Redundancy and the multiplication rule

  • Machine systems in engineering are often designed with multiple, redundant safety features.
  • Particularly, if there are multiple, independent saftey checks, we can reduce the probability of a catastrophic failure substantially.
  • For example, the Airbus 310 twin-engine airliner has three independent hydraulic systems so that if one fails, another system can step in and maintain flight control.
  • For sake of example, we will assume that the probability of a randomly selected hydraulic system failing is \( 0.002 \).
  • Discuss with a neighbor: if the airplane had only one hydraulic system, what would be the proability that an airplane would be able to maintain control for the flight?
    • Let event \( A= \)"hydraulic system fails" so that \( \overline{A}= \)"airplane maintains control".
    • We can then state, \[ P(\overline{A}) = 1 - P(A) = 1 - 0.002 = 0.998. \]
  • Discuss with a neighbor: what is the probability that an airplane would be able to maintain control with the three independent hydraulic systems?
    • Let us denote \( A_1= \)"hydraulic system \( 1 \) fails", \( A_2= \)"hydraulic system \( 2 \) fails" and \( A_3= \)"hydraulic system \( 3 \) fails".
    • The event where all hydraulic systems fail is given by, \[ \left(A_1\text{ and } A_2\text{ and } A_3\right) \] so that the airplane is able to maintain control in the complement of the above event: \[ \overline{\left(A_1\text{ and } A_2\text{ and } A_3\right)}. \]
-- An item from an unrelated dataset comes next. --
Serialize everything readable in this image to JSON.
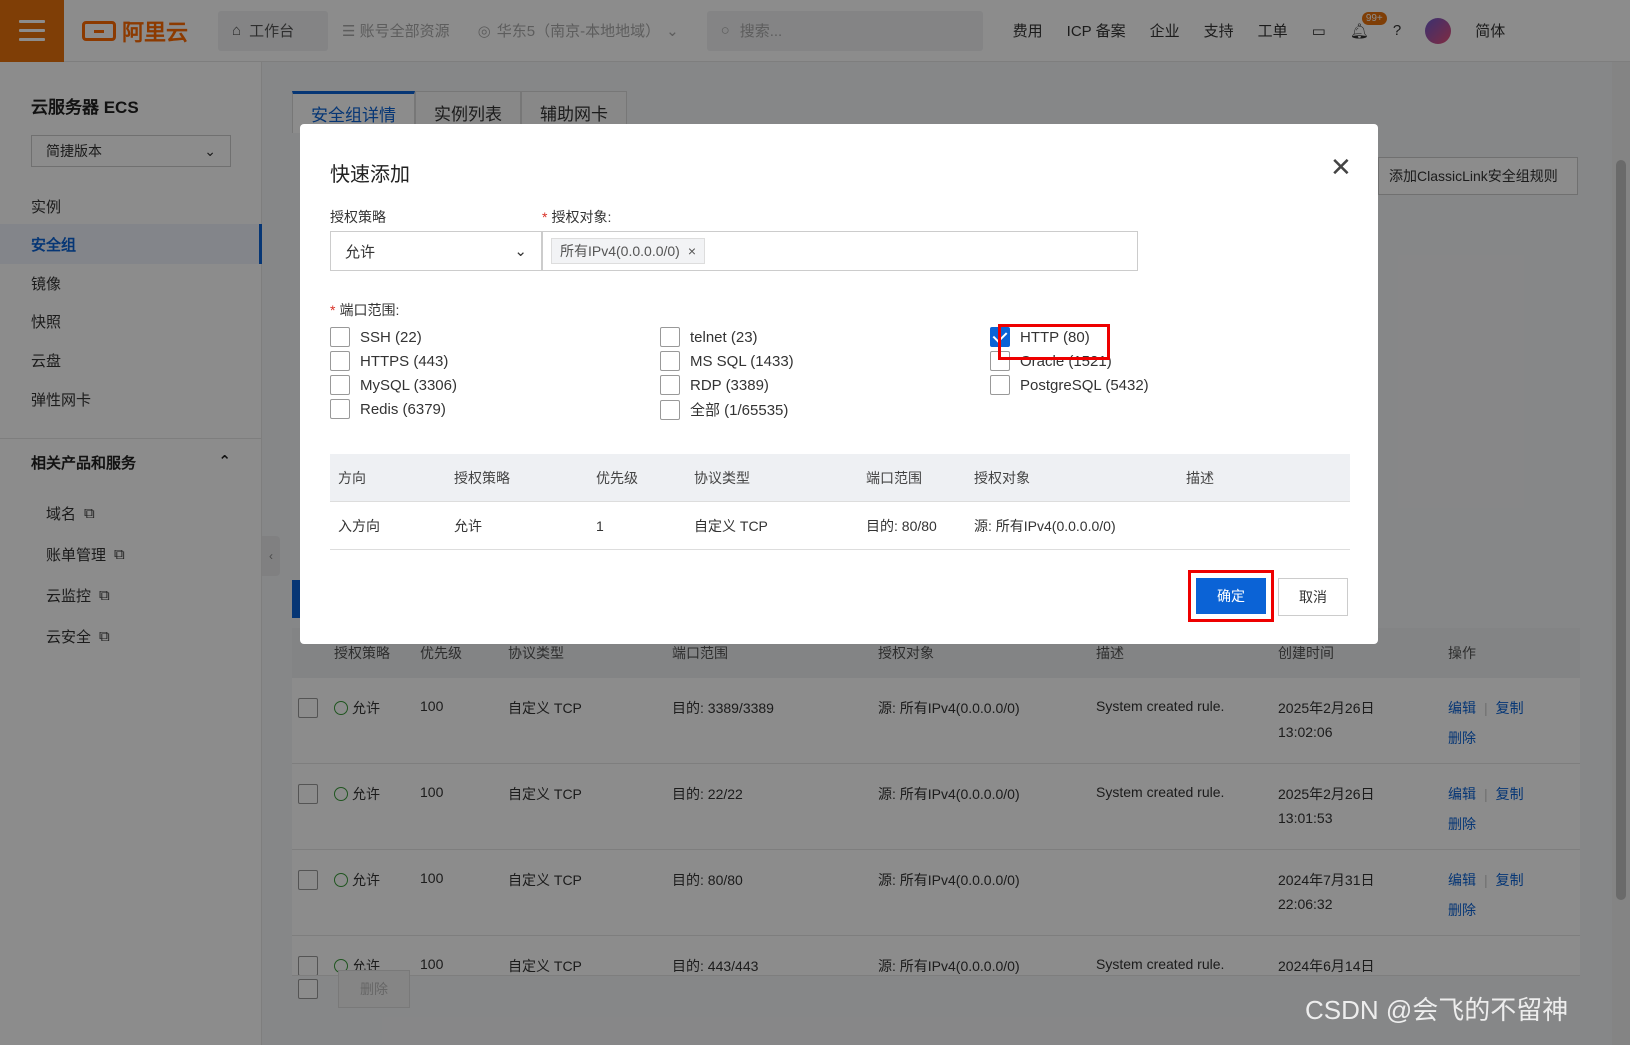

Redundancy and the multiplication rule continued

  • We recall, the probability that a randomly selected hydraulic system fails is \( 0.002 \) and the three systems are independent.
  • Therefore, we can use the multiplication rule as, \[ \begin{align} P\left(A_1\text{ and } A_2\text{ and } A_3\right) &= P(A_1\text{ and } A_2\vert A_3) \times P(A_3)\\ &=P(A_1\text{ and } A_2) \times P(A_3) \\ &= P(A_1 \vert A_2) \times P(A_2) \times P(A_3) \\ & = P(A_1)\times P(A_2) \times P(A_3) \end{align} \] because each of the events are inependent.
  • Finally, we can write, \[ P\left(\overline{\left(A_1\text{ and } A_2\text{ and } A_3\right)}\right) = 1 - P(A_1)\times P(A_2) \times P(A_3)= 1-0.002^3=0.999999998 \]
  • This shows how including multiple independent systems greatly improves the probability of success.

Another way of writing independence

  • What we saw in the last slide, \[ P(A_1 \text{ and } A_2 \text{ and } A_3) = P(A_1) \times P(A_2) \times P(A_3) \] actually holds generally for independent events.
  • Let’s suppose that \( A \) and \( B \) are independent events such that \[ \begin{align} P(A\vert B) = P(A) && P(B\vert A) = P(B). \end{align} \]
  • Consider the multiplication rule for the two independent events \( A \) and \( B \), \[ \begin{align} P( A \text { and } B) &= P(A \vert B) \times P(B) \\ &=P(A) \times P(B), \end{align} \] using the independence assumption.
  • In fact, we can show that this holds for any number of independent events, re-using the argument above.
  • Let \( A_1 \), \( A_2 \), \( A_3, \) \( \cdots \) \( A_n \) be any arbitrary list of mutually independent events.
  • Then using the argument above \( n \) times, we can show that, \[ P(A_1 \text{ and } \cdots \text{ and } A_n) = P(A_1) \times \cdots \times P(A_n). \]
  • Although the intuition of the statement for independence \[ \begin{align} P(A\vert B) = P(A) && P(B\vert A) = P(B) \end{align} \] is easier to interpret,
  • in practice, we will usually describe independence as \[ P(A_1 \text{ and } \cdots \text{ and } A_n) = P(A_1) \times \cdots \times P(A_n). \]
  • These two notions are in fact equivalent by the argument above.

The probability of “at least one”

Venn diagram of events \( A \) and \( B \) with nontrivial intersection.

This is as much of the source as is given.